The request was rather sudden. Kimmelmeyer took several seconds to answer. “I . . . I’m sorry, Mr. Reid, but you see things are sort of slack and I thought . . .”

 

“I thought you were so hot to get me down there,” said Kurt.

 

“Oh, I am! I am! I mean . . . er . . . should I not want to see you get all this money instead of hospitals and things maybe?”

 

“I don’t know what the game is, Kimmelmeyer,” said Kurt, squinting through the smoke, his silver-gray eyes studious. “Old Nathan Reid was my grandfather, yes, but he never liked me. He wanted me to study and follow in his footsteps, but I ran off and learned to fly. Furthermore, I was often sassy and I seem to remember telling him to go to hell once or twice. He never appreciated that, someway.

 

“He hated me first because I was my father’s son. He hated Dad because Dad went into the Navy and Nathan Reid was once thrown off the president’s chair in Nicaragua by the United States Navy.

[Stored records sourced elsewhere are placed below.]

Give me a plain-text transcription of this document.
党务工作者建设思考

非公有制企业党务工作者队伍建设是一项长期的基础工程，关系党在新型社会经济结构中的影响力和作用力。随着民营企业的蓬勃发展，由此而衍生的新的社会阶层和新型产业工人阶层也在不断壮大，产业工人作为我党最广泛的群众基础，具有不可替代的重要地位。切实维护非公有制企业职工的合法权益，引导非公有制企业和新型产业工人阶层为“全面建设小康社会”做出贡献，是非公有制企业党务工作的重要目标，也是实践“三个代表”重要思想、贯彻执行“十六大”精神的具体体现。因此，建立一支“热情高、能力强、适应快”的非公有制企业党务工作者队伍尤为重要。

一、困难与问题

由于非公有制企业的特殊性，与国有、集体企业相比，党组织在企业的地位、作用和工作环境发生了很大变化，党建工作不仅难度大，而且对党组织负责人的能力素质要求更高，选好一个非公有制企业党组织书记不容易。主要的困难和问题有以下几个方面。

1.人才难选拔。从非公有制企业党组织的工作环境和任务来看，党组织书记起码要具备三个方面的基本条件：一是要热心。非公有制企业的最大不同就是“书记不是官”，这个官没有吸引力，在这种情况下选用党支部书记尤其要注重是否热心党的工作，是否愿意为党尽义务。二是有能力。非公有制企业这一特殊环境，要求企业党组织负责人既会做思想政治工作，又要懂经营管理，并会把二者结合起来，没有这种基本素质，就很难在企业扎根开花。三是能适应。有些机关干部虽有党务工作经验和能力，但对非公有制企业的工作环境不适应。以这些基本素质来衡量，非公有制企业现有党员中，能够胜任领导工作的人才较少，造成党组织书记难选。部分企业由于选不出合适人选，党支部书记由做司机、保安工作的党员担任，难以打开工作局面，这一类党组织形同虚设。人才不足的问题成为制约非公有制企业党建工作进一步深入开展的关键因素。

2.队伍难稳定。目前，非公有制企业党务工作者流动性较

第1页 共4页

He’s got me all mixed up.

 

“Nathan Reid knew he could never get anything on me while he was alive. Now he’s trying to do it after he’s dead. He never had any scruples as a filibuster. He made enemies more than friends. After his Central American misadventures he tried to run everything by the same yardstick.

 

“You’re just his mouthpiece, that’s all. You don’t know these things. I do. Nathan Reid wants to see me dead and I know damned well that a trap is waiting for me in Yucatán if I go down there looking for this gold. That pretty nugget you’ve got there still retains some of its quartz. That’s rose quartz. The ledge is jewelry rock. Oh, I know my gold mining. If it’s there, I can find it. Give me time.

 

“But here’s something that you’ve never heard about. There’s a saying about Yucatán and gold. The fact is known all around the Caribbean. You can look for gold in Yucatán. Gold comes out of Yucatán, brought by the Indians there. But no white man that ever found gold in Yucatán ever got out alive except filibuster Nathan Reid.

 

“My God,” whispered Kimmelmeyer. 

 

“Nathan Reid hated me and now that he’s dead he’s trying to kill me. He knew that I’d go, and I’m going. I’m broke, but I’ll make it some way. I know where he traveled in Yucatán. Somehow I’ll get a plane and fly over his old routes there until I find the place. I’m going to beat him at his own game.”